Photo Credit: Tony Caramanico
Not surprisingly, we’re big proponents of analog expression. In a new study, researchers found that handwriting and drawing engaged the brain far more than typing on a keyboard. We feel more than a little vindicated. The neural connections involved in handwriting also prove beneficial in activation patterns of learning, as well. User-friendly takeaway: if you want to learn something, jot down your notes rather than typing them.
Photo credit: Susan Casey
Reported by one of our writing heroes Susan Casey (see note above from our founder about her), this article follows the “Ice Man” in and out of some seriously chilly water. “It’s now documented in peer-reviewed papers that, among other things, Hof may be able to turn on at will his body’s tap of opiates and cannabinoids—euphoria-inducing chemicals that provide natural pain relief and an overall sense of well-being.
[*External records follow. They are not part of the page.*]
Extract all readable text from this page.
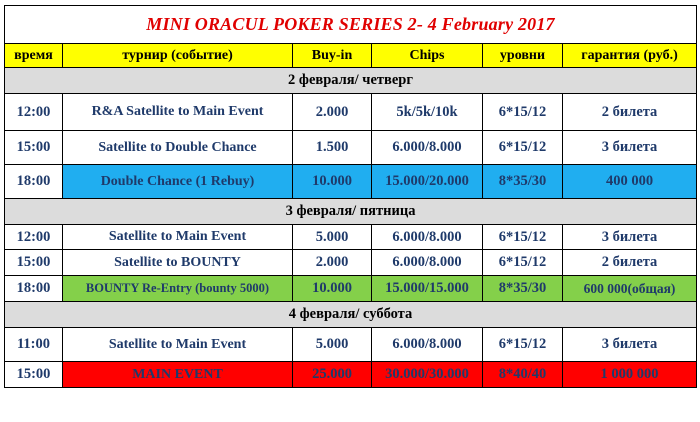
MINI ORACUL POKER SERIES 2- 4 February 2017					
время	турнир (событие)	Buy-in	Chips	уровни	гарантия (руб.)
2 февраля/ четверг					
12:00	R&A Satellite to Main Event	2.000	5k/5k/10k	6*15/12	2 билета
15:00	Satellite to Double Chance	1.500	6.000/8.000	6*15/12	3 билета
18:00	Double Chance (1 Rebuy)	10.000	15.000/20.000	8*35/30	400 000
3 февраля/ пятница					
12:00	Satellite to Main Event	5.000	6.000/8.000	6*15/12	3 билета
15:00	Satellite to BOUNTY	2.000	6.000/8.000	6*15/12	2 билета
18:00	BOUNTY Re-Entry (bounty 5000)	10.000	15.000/15.000	8*35/30	600 000(общая)
4 февраля/ суббота					
11:00	Satellite to Main Event	5.000	6.000/8.000	6*15/12	3 билета
15:00	MAIN EVENT	25.000	30.000/30.000	8*40/40	1 000 000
What’s more, Hof insists, if he can do this, so can the rest of us.” Learn how by following the link.
Photo credit: Jean Michel Basquiat at Yanna’s nail salon, August 29, 1983, by Andy Warhol.
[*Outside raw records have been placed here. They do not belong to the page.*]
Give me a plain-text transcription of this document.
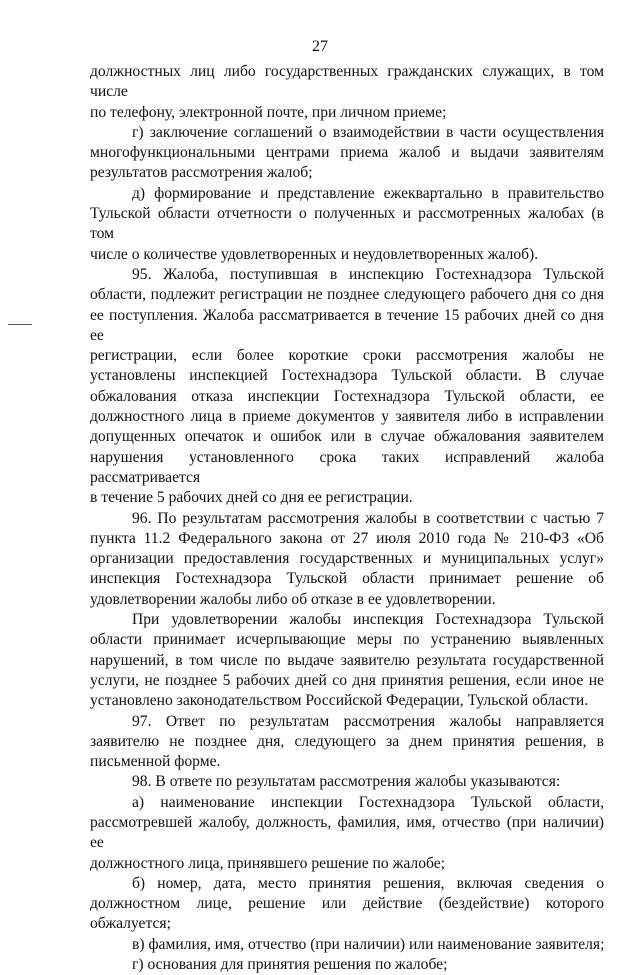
27

должностных лиц либо государственных гражданских служащих, в том числе
по телефону, электронной почте, при личном приеме;

г) заключение соглашений о взаимодействии в части осуществления
многофункциональными центрами приема жалоб и выдачи заявителям
результатов рассмотрения жалоб;

д) формирование и представление ежеквартально в правительство
Тульской области отчетности о полученных и рассмотренных жалобах (в том
числе о количестве удовлетворенных и неудовлетворенных жалоб).

95. Жалоба, поступившая в инспекцию Гостехнадзора Тульской
области, подлежит регистрации не позднее следующего рабочего дня со дня
ее поступления. Жалоба рассматривается в течение 15 рабочих дней со дня ее
регистрации, если более короткие сроки рассмотрения жалобы не
установлены инспекцией Гостехнадзора Тульской области. В случае
обжалования отказа инспекции Гостехнадзора Тульской области, ее
должностного лица в приеме документов у заявителя либо в исправлении
допущенных опечаток и ошибок или в случае обжалования заявителем
нарушения установленного срока таких исправлений жалоба рассматривается
в течение 5 рабочих дней со дня ее регистрации.

96. По результатам рассмотрения жалобы в соответствии с частью 7
пункта 11.2 Федерального закона от 27 июля 2010 года № 210-ФЗ «Об
организации предоставления государственных и муниципальных услуг»
инспекция Гостехнадзора Тульской области принимает решение об
удовлетворении жалобы либо об отказе в ее удовлетворении.

При удовлетворении жалобы инспекция Гостехнадзора Тульской
области принимает исчерпывающие меры по устранению выявленных
нарушений, в том числе по выдаче заявителю результата государственной
услуги, не позднее 5 рабочих дней со дня принятия решения, если иное не
установлено законодательством Российской Федерации, Тульской области.

97. Ответ по результатам рассмотрения жалобы направляется
заявителю не позднее дня, следующего за днем принятия решения, в
письменной форме.

98. В ответе по результатам рассмотрения жалобы указываются:

а) наименование инспекции Гостехнадзора Тульской области,
рассмотревшей жалобу, должность, фамилия, имя, отчество (при наличии) ее
должностного лица, принявшего решение по жалобе;

б) номер, дата, место принятия решения, включая сведения о
должностном лице, решение или действие (бездействие) которого
обжалуется;

в) фамилия, имя, отчество (при наличии) или наименование заявителя;

г) основания для принятия решения по жалобе;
Talking Heads’ frontman David Byrne asks, “What are we without human interaction?” Reducing day-to-day human friction seems like a good idea (less waiting in line at the bank, for instance) but does it actually increase our quality of life? “We do not exist as isolated individuals’ yet technology immerses us more and more in convenience that reduces meaningful human interaction.” If you are in any way nostalgic for time spent browsing through racks at a record store, you’ll really enjoy Byrne’s perspective in this article he penned for M.I.T. Technology Review.
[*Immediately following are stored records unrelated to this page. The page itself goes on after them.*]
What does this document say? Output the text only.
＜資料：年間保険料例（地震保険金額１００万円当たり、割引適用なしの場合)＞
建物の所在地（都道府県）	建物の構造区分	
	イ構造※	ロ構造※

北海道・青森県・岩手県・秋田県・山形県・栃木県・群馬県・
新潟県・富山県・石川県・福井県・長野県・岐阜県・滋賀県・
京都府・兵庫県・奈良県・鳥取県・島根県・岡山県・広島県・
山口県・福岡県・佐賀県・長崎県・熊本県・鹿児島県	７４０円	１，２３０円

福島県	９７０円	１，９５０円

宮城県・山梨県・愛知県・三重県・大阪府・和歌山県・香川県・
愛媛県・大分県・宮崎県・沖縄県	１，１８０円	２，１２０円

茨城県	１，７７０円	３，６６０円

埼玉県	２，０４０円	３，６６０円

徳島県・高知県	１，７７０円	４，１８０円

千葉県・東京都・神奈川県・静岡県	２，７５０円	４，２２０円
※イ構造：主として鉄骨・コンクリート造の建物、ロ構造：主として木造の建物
Photo Credit: Unnur film still, director Chris Burkard
Have 17 minutes? Treat yourself to this beautiful morsel of visual storytelling. Directed by celebrated outdoor photographer Chris Burkard, Unnur captures the powerful bond between father and daughter through time spent outdoors - in this case, stunning rural Iceland.
Photo Credit: Unknown
“Trauma is a fact of life,” but healing is also a part of it. Leading trauma expert, Bessel van der Kolk, shows in this influential book how we can reactivate areas of our brain - including pleasure and engagement - that are negatively affected by traumatic events through techniques including movement, neurofeedback, bodywork and (you guessed it) putting pen to paper. “Writing experiments from around the world, with grade school students, nursing home residents, medical students, maximum-security prisoners, arthritis sufferers, new mothers...consistently show that writing about upsetting events improves physical and mental health.” This book isn’t an easy read, but it’s well worth it.
Photo Credit: Gather film still, director Sanjay Rawal
A “critics pick” by The New York Times, this lushly shot feature-length documentary film investigates the experience of first nation people in the context of a unique lens: the culture of food - raising, gathering, cooking, researching and consuming it in community. Gather weaves together multiple intimate stories with archival footage as it contextualizes the Native American experience. A timely watch with Thanksgiving rapidly approaching.